El Cambio de Liderazgo es Diferente a la Gestión del Cambio – Y Ambos Son Vitales

Rick Schlenker
Vicepresidente Ejecutivo, Ventas y Mercadotecnia

Hoy en día las organizaciones se enfrentan a retos importantes e incluso existenciales. Están enfrentándose salarios que incrementan de forma veloz y la creciente presión en muchas categorías de gastos en un entorno cada vez más competitivo. Al mismo tiempo, los clientes están exigiendo más servicios de alta calidad y bajo costo.

Para afrontar estos retos, las instituciones están buscando proveedores de tecnología y servicios profesionales que los ayuden a encontrar maneras de proporcionar ofertas de valor y mantener su rentabilidad. Aun así, se dice que el 70 por ciento de las iniciativas de cambio fallan al tratar de alcanzar su máximo potencial, y la falta de una Gestión del Cambio efectiva es comúnmente la razón principal del fracaso. Así que parece muy evidente que las organizaciones debieran tener prácticas fuertes de gestión del cambio al emprender programas de mejoras importantes. Ya hemos hablado de este tema en artículos previos, por ejemplo en Presentar el Cambio Organizacional y Ganar Aceptación.

Es cierto que la Gestión del Cambio es crítica para el éxito, pero sabemos que no es suficiente por sí sola. Más bien, lo que también es necesario para promover programas de cambio exitosos es un fuerte Cambio de Liderazgo. ¿Cuál es la diferencia entre ambos? El Cambio de Liderazgo se trata de Visión, sobre Hacer las Cosas Correctas. La Gestión del Cambio, por otro lado, trata sobre la Misión, sobre Hacer las Cosas Bien. Estas disciplinas gemelas trabajan juntas como dos lados de la misma moneda. Ambas son vitales para inculcar un cambio duradero y fructuoso.

Al principio, es necesario el Cambio de Liderazgo, esto incluye tener a una persona con antigüedad en la organización que exprese una Visión clara del valor estratégico de una iniciativa de cambio sugerida.
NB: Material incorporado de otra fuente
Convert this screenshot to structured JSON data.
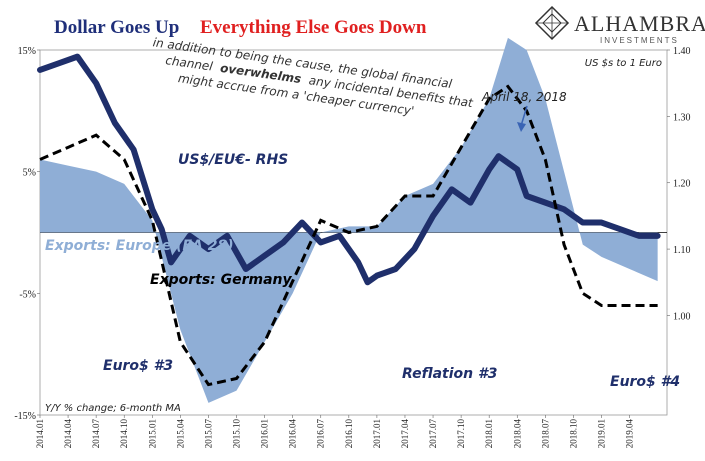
{
  "title": {
    "part1": "Dollar Goes Up",
    "part2": "Everything Else Goes Down"
  },
  "logo": {
    "name": "ALHAMBRA",
    "sub": "INVESTMENTS"
  },
  "rhs_unit_label": "US $s to 1 Euro",
  "footnote": "Y/Y % change; 6-month MA",
  "annotations": {
    "quote_line1": "in addition to being the cause, the global financial",
    "quote_line2_pre": "channel",
    "quote_line2_bold": "overwhelms",
    "quote_line2_post": "any incidental benefits that",
    "quote_line3": "might accrue from a 'cheaper currency'",
    "april_label": "April 18, 2018",
    "usd_label": "US$/EU€- RHS",
    "europe_label": "Exports: Europe (EA 28)",
    "germany_label": "Exports: Germany",
    "euro3": "Euro$ #3",
    "reflation3": "Reflation #3",
    "euro4": "Euro$ #4"
  },
  "colors": {
    "usd_line": "#1f2f6b",
    "europe_area": "#8faed6",
    "germany_line": "#000000",
    "title_blue": "#1f2f7a",
    "title_red": "#e02020"
  },
  "chart_data": {
    "type": "line",
    "x_ticks": [
      "2014.01",
      "2014.04",
      "2014.07",
      "2014.10",
      "2015.01",
      "2015.04",
      "2015.07",
      "2015.10",
      "2016.01",
      "2016.04",
      "2016.07",
      "2016.10",
      "2017.01",
      "2017.04",
      "2017.07",
      "2017.10",
      "2018.01",
      "2018.04",
      "2018.07",
      "2018.10",
      "2019.01",
      "2019.04"
    ],
    "left_axis": {
      "ticks": [
        "15%",
        "5%",
        "-5%",
        "-15%"
      ],
      "values": [
        15,
        5,
        -5,
        -15
      ],
      "ylim": [
        -15,
        15
      ]
    },
    "right_axis": {
      "ticks": [
        "1.40",
        "1.30",
        "1.20",
        "1.10",
        "1.00"
      ],
      "values": [
        1.4,
        1.3,
        1.2,
        1.1,
        1.0
      ],
      "ylim": [
        0.85,
        1.4
      ]
    },
    "series": [
      {
        "name": "US$/EU€- RHS",
        "axis": "right",
        "x": [
          "2014.01",
          "2014.03",
          "2014.05",
          "2014.07",
          "2014.09",
          "2014.11",
          "2015.01",
          "2015.02",
          "2015.03",
          "2015.05",
          "2015.07",
          "2015.09",
          "2015.11",
          "2016.01",
          "2016.03",
          "2016.05",
          "2016.07",
          "2016.09",
          "2016.11",
          "2016.12",
          "2017.01",
          "2017.03",
          "2017.05",
          "2017.07",
          "2017.09",
          "2017.11",
          "2018.01",
          "2018.02",
          "2018.03",
          "2018.04",
          "2018.05",
          "2018.07",
          "2018.09",
          "2018.11",
          "2019.01",
          "2019.03",
          "2019.05",
          "2019.07"
        ],
        "values": [
          1.37,
          1.38,
          1.39,
          1.35,
          1.29,
          1.25,
          1.16,
          1.13,
          1.08,
          1.12,
          1.1,
          1.12,
          1.07,
          1.09,
          1.11,
          1.14,
          1.11,
          1.12,
          1.08,
          1.05,
          1.06,
          1.07,
          1.1,
          1.15,
          1.19,
          1.17,
          1.22,
          1.24,
          1.23,
          1.22,
          1.18,
          1.17,
          1.16,
          1.14,
          1.14,
          1.13,
          1.12,
          1.12
        ]
      },
      {
        "name": "Exports: Europe (EA 28)",
        "axis": "left",
        "x": [
          "2014.01",
          "2014.04",
          "2014.07",
          "2014.10",
          "2015.01",
          "2015.04",
          "2015.07",
          "2015.10",
          "2016.01",
          "2016.04",
          "2016.07",
          "2016.10",
          "2017.01",
          "2017.04",
          "2017.07",
          "2017.10",
          "2018.01",
          "2018.03",
          "2018.05",
          "2018.07",
          "2018.09",
          "2018.11",
          "2019.01",
          "2019.04",
          "2019.07"
        ],
        "values": [
          6,
          5.5,
          5,
          4,
          1,
          -8,
          -14,
          -13,
          -9,
          -5,
          0,
          0.5,
          0.5,
          3,
          4,
          7,
          11,
          16,
          15,
          11,
          5,
          -1,
          -2,
          -3,
          -4
        ]
      },
      {
        "name": "Exports: Germany",
        "axis": "left",
        "x": [
          "2014.01",
          "2014.04",
          "2014.07",
          "2014.10",
          "2015.01",
          "2015.04",
          "2015.07",
          "2015.10",
          "2016.01",
          "2016.04",
          "2016.07",
          "2016.10",
          "2017.01",
          "2017.04",
          "2017.07",
          "2017.10",
          "2018.01",
          "2018.03",
          "2018.05",
          "2018.07",
          "2018.09",
          "2018.11",
          "2019.01",
          "2019.04",
          "2019.07"
        ],
        "values": [
          6,
          7,
          8,
          6,
          1,
          -9,
          -12.5,
          -12,
          -9,
          -4,
          1,
          0,
          0.5,
          3,
          3,
          7,
          11,
          12,
          10,
          6,
          -1,
          -5,
          -6,
          -6,
          -6
        ]
      }
    ]
  }
}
Este líder debe desarrollar un caso de negocio convincente, describir claramente cómo se verá el éxito, inscribir a otros como copatrocinadores y obtener la alineación interfuncional necesaria para proveer el personal y ejecutar el programa.

Y si bien es cierto que los programas de cambio actuales seguramente involucrarán sistemas de tecnología, lo que en realidad importa son los problemas más extensos de los sistemas de negocios involucrados. Estos incluyen: establecer los objetivos del negocio, desarrollar nuevos procesos, realizar los cambios necesarios en la organización, diseñar nuevas herramientas que den soporte a las decisiones y reportes, cumplir con los nuevos requisitos de datos y, lo más importante, identificar nuevas habilidades laborales y necesidades de las capacitaciones para las personas involucradas. La experiencia indica que lo que a menudo no se aprecia del todo es que las personas son los impulsores esenciales de cualquier sistema empresarial.

Además, se requiere de una Gestión del Cambio competente para enfocarse en hacer las cosas bien. Al final, la promesa de una Visión solo será tan buena como lo sea la capacidad de ejecutar y dirigir el programa de cambio. Los Gestores del Cambio deben desarrollar un plan completo y fiable de Misión y administración. Eso implica detallar todos los pasos por los que el programa de cambio se podría implementar con éxito. También debe incluir una serie de logros con los que se puedan medir el progreso y los beneficios a lo largo del camino.

Los Líderes y Gestores del Cambio competentes entienden que, al desarrollar y ejecutar programas de mejora del sistema de negocios, todo está conectado con todo lo demás. No es solo una cosa lo que importa, sino el cómo funciona todo en conjunto como un todo. Tanto el Cambio de Liderazgo visionario, como la Gestión del Cambio disciplinada son esenciales para enfrentar los desafíos de negocios actuales.